Speaking to CNBC’s Charlotte Reed on Tuesday, Renault chief financial officer Thierry Pieton sought to explain some of the reasoning behind the planned partnership with Geely.
“In our opinion, and according to all the studies we have, there is no scenario where ICE and hybrid engines represent less than 40% of the market by 2040,” he said. “So it’s actually…a market that’s going to continue to grow.”
The Geely tie-up comes as Renault fleshes out plans to create an EV spin-off called Ampere.
According to Renault, the French company Ampere “will develop, manufacture and sell fully electric passenger cars”. It is considering an IPO on Euronext Paris, which would take place in the second half of 2023 at the earliest, subject to market conditions.
During his interview with CNBC, Pieton talked about the need he feels for different types of vehicles. “It is very important to have, at the same time, the development of our electric vehicle business on one side – with Ampere – and to build a sustainable source of ICE and hybrid powertrains.”
This is why Renault is entering into a partnership with Geely, he added, explaining that the move represented “an absolute slam dunk” from a commercial and financial point of view.
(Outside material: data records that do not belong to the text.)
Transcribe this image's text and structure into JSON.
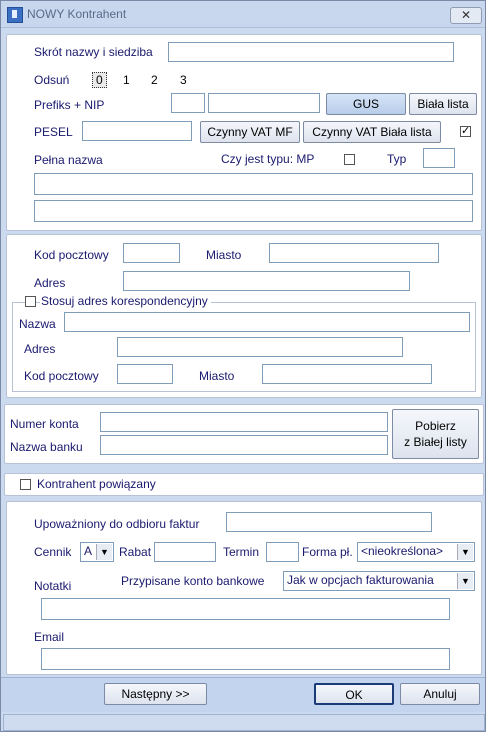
{
  "window": {
    "title": "NOWY Kontrahent",
    "close_label": "✕"
  },
  "section1": {
    "skrot_label": "Skrót nazwy i siedziba",
    "odsun_label": "Odsuń",
    "odsun_options": [
      "0",
      "1",
      "2",
      "3"
    ],
    "prefiks_label": "Prefiks + NIP",
    "gus_button": "GUS",
    "biala_lista_button": "Biała lista",
    "pesel_label": "PESEL",
    "czynny_vat_mf_button": "Czynny VAT MF",
    "czynny_vat_biala_button": "Czynny VAT Biała lista",
    "pelna_nazwa_label": "Pełna  nazwa",
    "czy_mp_label": "Czy jest typu: MP",
    "typ_label": "Typ"
  },
  "section2": {
    "kod_label": "Kod pocztowy",
    "miasto_label": "Miasto",
    "adres_label": "Adres",
    "stosuj_label": "Stosuj adres korespondencyjny",
    "k_nazwa_label": "Nazwa",
    "k_adres_label": "Adres",
    "k_kod_label": "Kod pocztowy",
    "k_miasto_label": "Miasto"
  },
  "section3": {
    "numer_konta_label": "Numer konta",
    "nazwa_banku_label": "Nazwa banku",
    "pobierz_line1": "Pobierz",
    "pobierz_line2": "z Białej listy"
  },
  "section4": {
    "powiazany_label": "Kontrahent powiązany"
  },
  "section5": {
    "upowazniony_label": "Upoważniony do odbioru faktur",
    "cennik_label": "Cennik",
    "cennik_value": "A",
    "rabat_label": "Rabat",
    "termin_label": "Termin",
    "forma_label": "Forma pł.",
    "forma_value": "<nieokreślona>",
    "notatki_label": "Notatki",
    "przypisane_label": "Przypisane konto bankowe",
    "przypisane_value": "Jak w opcjach fakturowania",
    "email_label": "Email"
  },
  "footer": {
    "nastepny_label": "Następny >>",
    "ok_label": "OK",
    "anuluj_label": "Anuluj"
  }
}
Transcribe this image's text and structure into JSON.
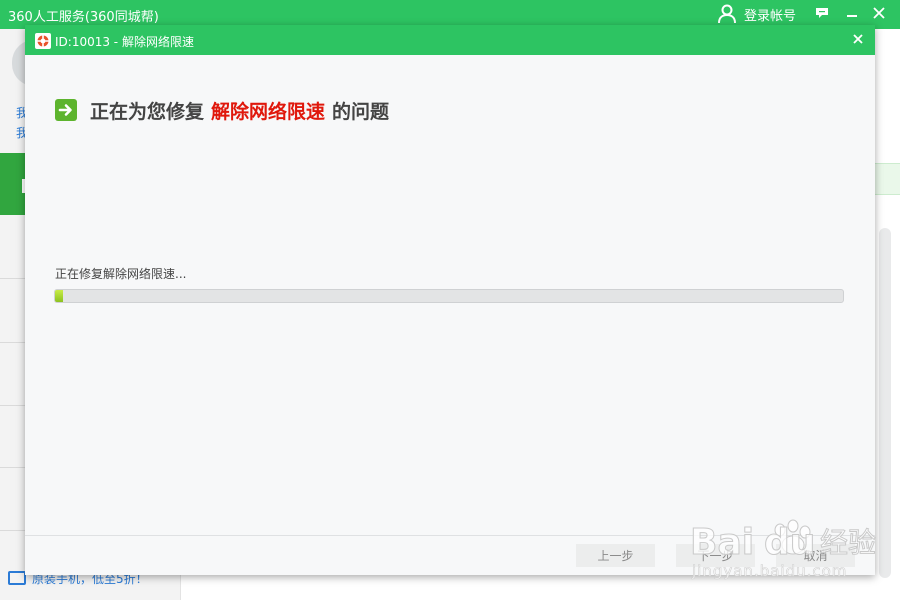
{
  "app": {
    "title": "360人工服务(360同城帮)",
    "login_label": "登录帐号"
  },
  "background": {
    "sidebar_lines": [
      "我",
      "我"
    ],
    "footer_text": "原装手机，低至5折！"
  },
  "dialog": {
    "title": "ID:10013 - 解除网络限速",
    "headline_prefix": "正在为您修复",
    "headline_highlight": "解除网络限速",
    "headline_suffix": "的问题",
    "status_text": "正在修复解除网络限速...",
    "progress": 0.01,
    "buttons": {
      "prev": "上一步",
      "next": "下一步",
      "cancel": "取消"
    }
  },
  "watermark": {
    "brand": "Bai",
    "brand_suffix": "经验",
    "url": "jingyan.baidu.com"
  },
  "colors": {
    "brand_green": "#2dc462",
    "highlight_red": "#e0180c",
    "progress_green": "#8dc21f"
  }
}
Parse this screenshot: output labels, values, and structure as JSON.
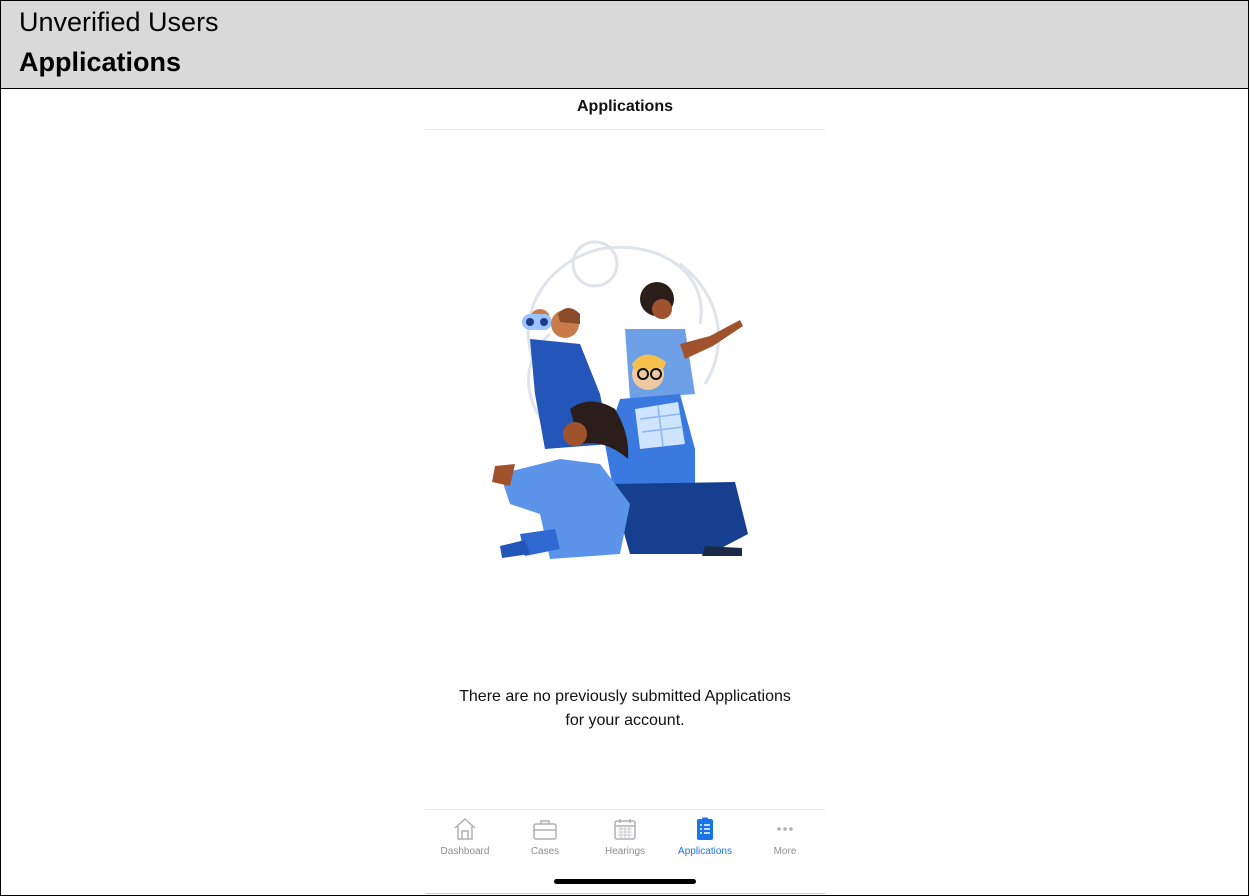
{
  "document": {
    "subtitle": "Unverified Users",
    "title": "Applications"
  },
  "screen": {
    "title": "Applications",
    "empty_message_line1": "There are no previously submitted Applications",
    "empty_message_line2": "for your account."
  },
  "tabbar": {
    "items": [
      {
        "label": "Dashboard",
        "icon": "house-icon",
        "active": false
      },
      {
        "label": "Cases",
        "icon": "briefcase-icon",
        "active": false
      },
      {
        "label": "Hearings",
        "icon": "calendar-icon",
        "active": false
      },
      {
        "label": "Applications",
        "icon": "clipboard-icon",
        "active": true
      },
      {
        "label": "More",
        "icon": "ellipsis-icon",
        "active": false
      }
    ]
  },
  "colors": {
    "header_bg": "#d9d9d9",
    "accent": "#1a73e8",
    "inactive": "#8e8e93"
  }
}
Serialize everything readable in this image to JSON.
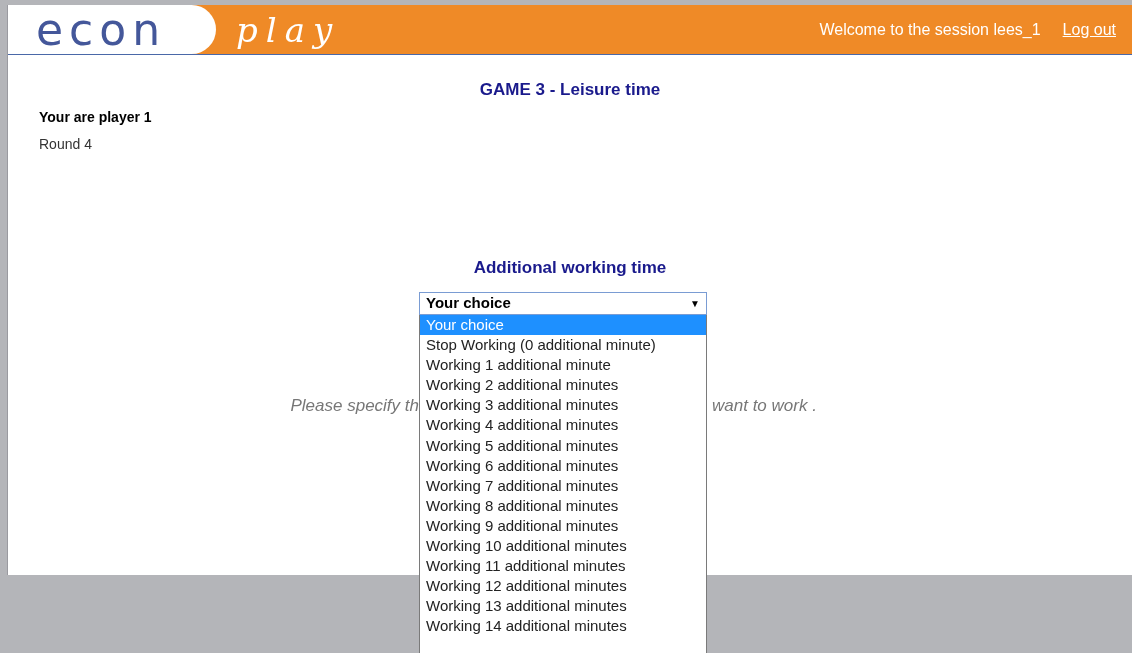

Indeed, according to Pieton, he created “a world-leading supplier of ICE and hybrid powertrains with approximately 19,000 employees worldwide, spanning 130 countries.”
In comments emailed to CNBC, GlobalData analyst David Leggett noted that automakers can still make a profit from the sale of vehicles using internal combustion engines.
“Margins are generally higher than on electric vehicles, which are relatively expensive to manufacture,” he said.
“The gap will eventually narrow as EV volumes increase sharply and unit costs for key EV components drop significantly, but there is still plenty of profitable business to be done on ICEs and EVs. hybrids and it will go on for a while yet,” he added.
“Manufacturers need to be flexible in their powertrain offerings based on market needs, which differ across the world.”
Renault’s continued focus on the internal combustion engine comes at a time when some major economies are looking to move away from vehicles using fossil fuels.
The UK, for example, wants to stop the sale of new diesel and petrol cars and vans by 2030. It will, from 2035, require all new cars and vans to have zero tailpipe emissions.
The European Union, which the United Kingdom left on January 31, 2020, pursues similar objectives. In the United States, California prohibits the sale of new gasoline-powered vehicles from 2035.
These goals have become a major talking point within the automotive industry.
During a recent interview with CNBC, the CEO of Stellantide was asked about EU plans to phase out the sale of new ICE cars and vans by 2035.
In response, Carlos Tavares said it was “clear that the decision to ban pure ICEs is a purely dogmatic decision”.
Expanding on his point, the Stellantis chief said he would recommend European political leaders “to be more pragmatic and less dogmatic”.
“I think there’s the opportunity – and the need – for a more pragmatic approach to managing the transition.”